Across from beauty in front are stacks of random reading material, housewares and novelties. Roma curates its blink-and-it’s-gone selection of paperbacks from Richard Prince’s private collection, Andy Warhol memorabilia and a range of books from a signed copy of Patti Smith’s autobiography to a first edition of Jack Kerouac’s “On the Road.” Tourists also snap up Lomography cameras and eco toys from Japan.
“We knew going into lifestyle that it demands the high-volume traffic that only an address of this kind guarantees and the electric assortment to match. It can’t just be a pile of books and candles,” said Roma, reserving pricier art — Damien Hirst prints and Los Carpinteros’ suit cutouts — and objects (Flea’s custom bass guitars) for upstairs.
The lifestyle store’s layout furthers the sense of discovery. Lining both sides, zigzag shelves and racks display small items from the front and clothing from the back.
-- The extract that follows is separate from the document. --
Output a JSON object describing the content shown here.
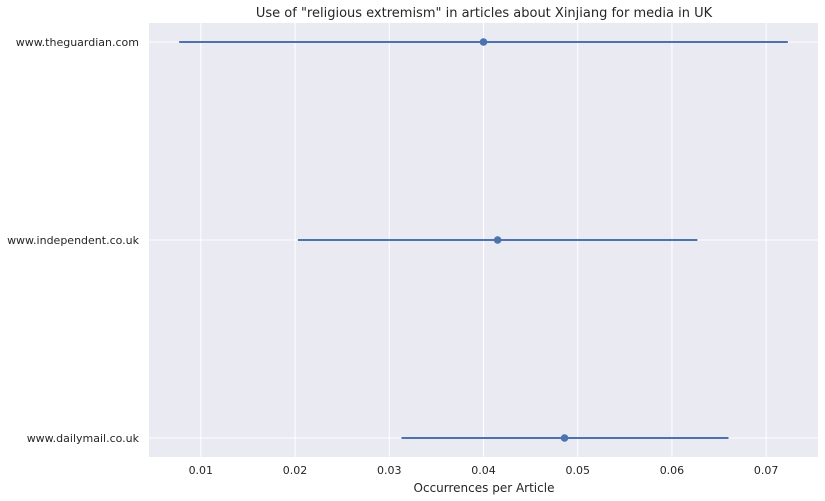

Collections carried at the store include Givenchy, Thakoon, Alaïa, J Brand, Comme des Garçons and Alexander Wang.
“I describe the vibe as if the Harajuku spirit dropped down in Miami,” said Roma, of the floor’s mélange of ice cream colors and playful silhouettes mixed in with statement pieces like The Row’s hooded chubby in mink-lined black chinchilla.
Upstairs favors staples Rick Owens and Chrome Hearts, as well as newcomer Raf Simons for Dior. Saint Laurent receives a spot soon. Spring introduces Thom Browne and Maurizio Amadei’s MA+ in men’s wear, which is also carried exclusively upstairs.
Jewelry also leans toward designers with a core following. Having success with Lydia Courteille’s wearable art especially around Art Basel, they expanded with Istanbul-based Sevan Biçakçi’s intaglio pendants and cocktail rings of tulips and mosques embellished with ornate micro mosaics.
Roma estimated 70 percent of customers are tourists, of which a high majority hail from abroad.